A NASA Earth science instrument has ended operations after a two-year mission to monitor ocean winds aboard the International Space Station.
“The data from ISS-RapidScat will help researchers contribute to an improved understanding of fundamental weather and climate processes, such as how tropical weather systems form and evolve,” said Michael Freilich, director of NASA’s Earth science division.
A power distribution unit for ISS’ Columbus module malfunctioned on Aug. 19 which resulted in a power loss to ISS-RapidScat and attempts to reactivate the instrument were not successful, NASA said.
The agency does not plan to deploy a replacement scatterometer mission but the Indian Space Research Organization’s ScatSat ocean wind sensor will work to mitigate the loss of ISS-RapidScat’s data.

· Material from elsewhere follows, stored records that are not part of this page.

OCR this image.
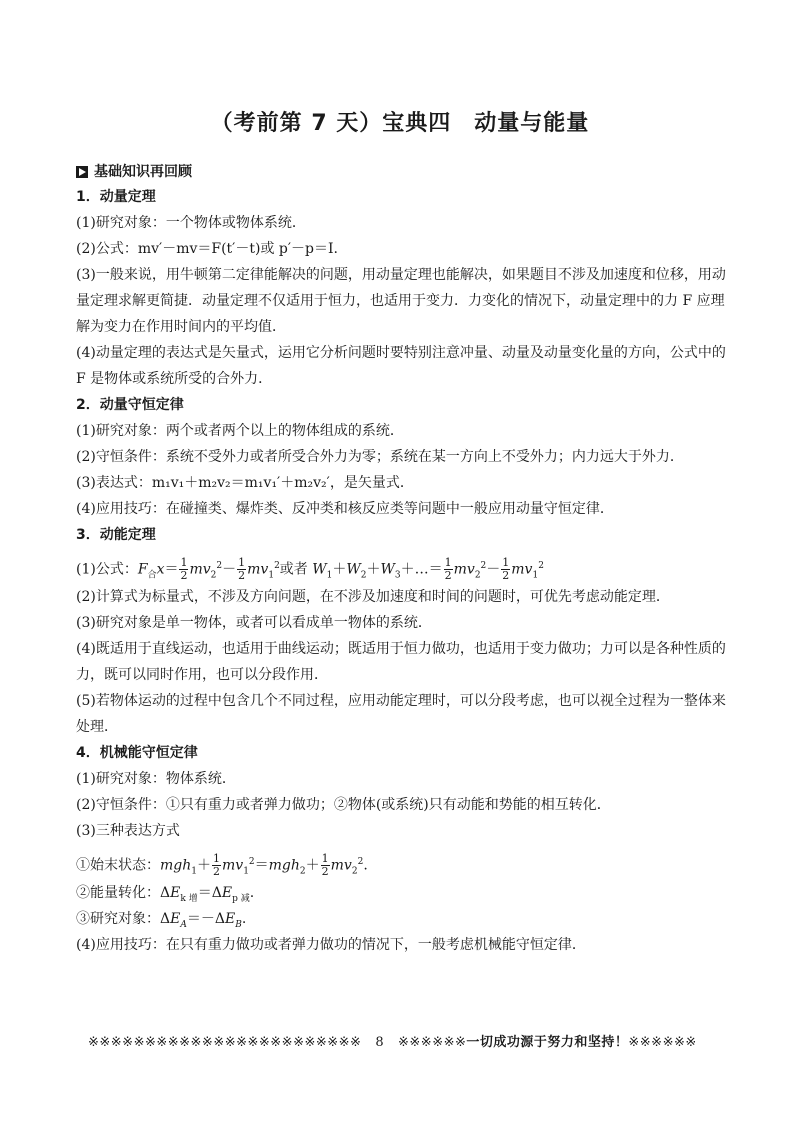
（考前第 7 天）宝典四　动量与能量
基础知识再回顾
1．动量定理
(1)研究对象：一个物体或物体系统．
(2)公式：mv′－mv＝F(t′－t)或 p′－p＝I.
(3)一般来说，用牛顿第二定律能解决的问题，用动量定理也能解决，如果题目不涉及加速度和位移，用动
量定理求解更简捷．动量定理不仅适用于恒力，也适用于变力．力变化的情况下，动量定理中的力 F 应理
解为变力在作用时间内的平均值．
(4)动量定理的表达式是矢量式，运用它分析问题时要特别注意冲量、动量及动量变化量的方向，公式中的
F 是物体或系统所受的合外力．
2．动量守恒定律
(1)研究对象：两个或者两个以上的物体组成的系统．
(2)守恒条件：系统不受外力或者所受合外力为零；系统在某一方向上不受外力；内力远大于外力．
(3)表达式：m₁v₁＋m₂v₂＝m₁v₁′＋m₂v₂′，是矢量式．
(4)应用技巧：在碰撞类、爆炸类、反冲类和核反应类等问题中一般应用动量守恒定律．
3．动能定理
(1)公式：$F_合x= \frac{1}{2} mv_2^2- \frac{1}{2} mv_1^2$或者 $W_1+W_2+W_3+\dots= \frac{1}{2} mv_2^2- \frac{1}{2} mv_1^2$
(2)计算式为标量式，不涉及方向问题，在不涉及加速度和时间的问题时，可优先考虑动能定理．
(3)研究对象是单一物体，或者可以看成单一物体的系统．
(4)既适用于直线运动，也适用于曲线运动；既适用于恒力做功，也适用于变力做功；力可以是各种性质的
力，既可以同时作用，也可以分段作用．
(5)若物体运动的过程中包含几个不同过程，应用动能定理时，可以分段考虑，也可以视全过程为一整体来
处理．
4．机械能守恒定律
(1)研究对象：物体系统．
(2)守恒条件：①只有重力或者弹力做功；②物体(或系统)只有动能和势能的相互转化．
(3)三种表达方式
①始末状态：$mgh_1+ \frac{1}{2} mv_1^2=mgh_2+ \frac{1}{2} mv_2^2$.
②能量转化：$\Delta E_{k 增}=\Delta E_{p 减}$.
③研究对象：$\Delta E_A=-\Delta E_B$.
(4)应用技巧：在只有重力做功或者弹力做功的情况下，一般考虑机械能守恒定律．
※※※※※※※※※※※※※※※※※※※※※※※※ 8 ※※※※※※一切成功源于努力和坚持！※※※※※※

Agencies that used the instrument’s data included the National Oceanic and Atmospheric Administration, the U.S. Navy and European and Indian weather agencies.
ISS-RapidScat was a joint effort of NASA’s Jet Propulsion Laboratory and the ISS program office at Johnson Space Center with support from the Earth science division of NASA’s science mission directorate.
NASA plans to launch two Earth science instruments to ISS in 2017 to monitor the ozone layer and lightning over Earth’s tropics and mid-latitudes.